Shortest distance between points within a polygon
I was thinking along the lines of this example from `gCrosses`. If
line crosses the shape, it returns TRUE. If not, you've got your
distance. I can't speak for the performance part, you better do some
field testing.
require(rgeos)
l1 = readWKT("LINESTRING(0 3,1 1,2 2,3 0)")
l2 = readWKT("LINESTRING(0 0.5,1 1,2 2,3 2.5)")
l3 = readWKT("LINESTRING(1 3,1.5 1,2.5 2)")
pt1 = readWKT("MULTIPOINT(1 1,3 0)")
pt2 = readWKT("MULTIPOINT(1 1,3 0,1 2)")
p1 = readWKT("POLYGON((0 0,0 2,1 3.5,3 3,4 1,3 0,0 0))")
p2 = readWKT("POLYGON((2 2,3 4,4 1,4 0,2 2))")
plot(p1,border='blue',col='blue');plot(l1,add=TRUE)
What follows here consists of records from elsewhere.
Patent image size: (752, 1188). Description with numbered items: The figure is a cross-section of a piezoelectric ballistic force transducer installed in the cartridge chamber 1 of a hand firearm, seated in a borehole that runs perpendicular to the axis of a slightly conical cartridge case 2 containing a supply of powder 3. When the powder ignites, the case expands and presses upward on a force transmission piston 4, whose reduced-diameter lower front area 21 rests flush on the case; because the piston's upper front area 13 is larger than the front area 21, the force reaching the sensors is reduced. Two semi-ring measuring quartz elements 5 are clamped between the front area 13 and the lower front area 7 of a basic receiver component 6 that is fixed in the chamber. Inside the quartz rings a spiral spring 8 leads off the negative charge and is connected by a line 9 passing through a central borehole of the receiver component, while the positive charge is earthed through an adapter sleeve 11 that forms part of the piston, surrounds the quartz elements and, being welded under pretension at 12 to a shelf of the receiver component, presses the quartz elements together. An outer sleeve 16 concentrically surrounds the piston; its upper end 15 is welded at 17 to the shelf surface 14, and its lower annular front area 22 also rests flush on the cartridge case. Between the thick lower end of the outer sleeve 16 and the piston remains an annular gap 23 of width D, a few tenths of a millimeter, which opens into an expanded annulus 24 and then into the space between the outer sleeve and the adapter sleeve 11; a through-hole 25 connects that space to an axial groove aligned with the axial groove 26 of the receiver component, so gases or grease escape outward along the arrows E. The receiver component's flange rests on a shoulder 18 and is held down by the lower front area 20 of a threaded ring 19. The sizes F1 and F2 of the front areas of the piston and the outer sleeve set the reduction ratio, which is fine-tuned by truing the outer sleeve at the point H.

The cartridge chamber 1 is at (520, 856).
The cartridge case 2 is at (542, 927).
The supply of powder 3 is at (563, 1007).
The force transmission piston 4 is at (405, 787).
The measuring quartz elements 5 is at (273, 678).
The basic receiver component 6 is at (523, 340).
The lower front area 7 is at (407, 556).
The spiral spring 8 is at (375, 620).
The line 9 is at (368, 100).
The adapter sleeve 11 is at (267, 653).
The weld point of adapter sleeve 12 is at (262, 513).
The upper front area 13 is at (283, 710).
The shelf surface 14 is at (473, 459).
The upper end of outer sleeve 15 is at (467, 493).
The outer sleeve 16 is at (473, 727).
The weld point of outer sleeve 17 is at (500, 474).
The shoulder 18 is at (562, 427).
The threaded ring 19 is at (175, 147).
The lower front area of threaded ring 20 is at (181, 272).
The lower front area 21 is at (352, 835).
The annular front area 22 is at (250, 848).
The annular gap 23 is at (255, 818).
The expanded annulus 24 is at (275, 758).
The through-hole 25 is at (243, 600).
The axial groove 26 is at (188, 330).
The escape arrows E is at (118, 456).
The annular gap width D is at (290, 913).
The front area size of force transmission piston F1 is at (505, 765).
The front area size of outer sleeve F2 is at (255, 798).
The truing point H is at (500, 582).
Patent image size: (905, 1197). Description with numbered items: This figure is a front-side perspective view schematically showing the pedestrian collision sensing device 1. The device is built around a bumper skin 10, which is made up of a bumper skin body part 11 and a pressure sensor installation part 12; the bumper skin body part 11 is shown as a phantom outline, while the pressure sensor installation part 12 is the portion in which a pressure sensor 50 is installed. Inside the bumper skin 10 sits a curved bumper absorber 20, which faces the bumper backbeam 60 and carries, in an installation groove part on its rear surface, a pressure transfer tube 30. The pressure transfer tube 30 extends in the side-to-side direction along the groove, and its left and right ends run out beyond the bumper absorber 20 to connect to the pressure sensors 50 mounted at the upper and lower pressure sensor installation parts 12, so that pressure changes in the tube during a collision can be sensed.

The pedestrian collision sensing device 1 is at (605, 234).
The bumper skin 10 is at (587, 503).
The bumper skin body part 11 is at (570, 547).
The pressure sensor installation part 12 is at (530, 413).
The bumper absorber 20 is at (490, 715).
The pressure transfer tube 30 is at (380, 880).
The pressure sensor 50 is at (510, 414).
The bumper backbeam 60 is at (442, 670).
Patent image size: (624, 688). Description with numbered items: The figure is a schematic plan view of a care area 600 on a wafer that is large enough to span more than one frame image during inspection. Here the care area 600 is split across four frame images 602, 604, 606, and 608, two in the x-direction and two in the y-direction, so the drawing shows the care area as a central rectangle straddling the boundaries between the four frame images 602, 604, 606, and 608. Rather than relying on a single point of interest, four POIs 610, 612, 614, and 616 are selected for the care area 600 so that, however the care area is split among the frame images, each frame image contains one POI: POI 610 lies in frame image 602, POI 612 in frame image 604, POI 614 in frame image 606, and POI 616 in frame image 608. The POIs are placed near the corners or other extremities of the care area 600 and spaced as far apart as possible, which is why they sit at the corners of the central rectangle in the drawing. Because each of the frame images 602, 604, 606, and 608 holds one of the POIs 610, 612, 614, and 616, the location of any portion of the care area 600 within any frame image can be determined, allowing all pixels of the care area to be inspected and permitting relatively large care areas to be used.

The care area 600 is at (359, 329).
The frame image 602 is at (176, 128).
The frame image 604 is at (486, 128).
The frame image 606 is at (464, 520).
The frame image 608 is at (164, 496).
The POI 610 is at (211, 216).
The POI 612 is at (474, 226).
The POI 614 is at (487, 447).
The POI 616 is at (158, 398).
title(paste("Crosses:",gCrosses(p1,l1),
"\nOverlaps:",gOverlaps(p1,l1)))
Cheers,
Roman
On Mon, Oct 13, 2014 at 7:12 PM, Barry Rowlingson
<b.rowlingson at lancaster.ac.uk> wrote:
On Mon, Oct 13, 2014 at 12:12 PM, Roman Lu?trik <roman.lustrik at gmail.com> wrote:
One way would be to calculate the distance and see if the line connecting the dots intersects with the polygon edge. `rgeos` package would be the tool of trade for this.
I can't see how that works... A solution would be to rasterise your polygon and use `gdistance` to compute a cost-weighted minimum distance on the raster - you'd set the cost on the transition surface outside your polygon to +Inf and inside the polygon to +1, or maybe its zero cost inside the polygon and anything finite outside. The gdistance vignette has an example of travelling between places in Europe where travel is restricted to the land mass only. The precision of your raster will determine the precision of your result, but finer rasters will take longer. Barry
In God we trust, all others bring data.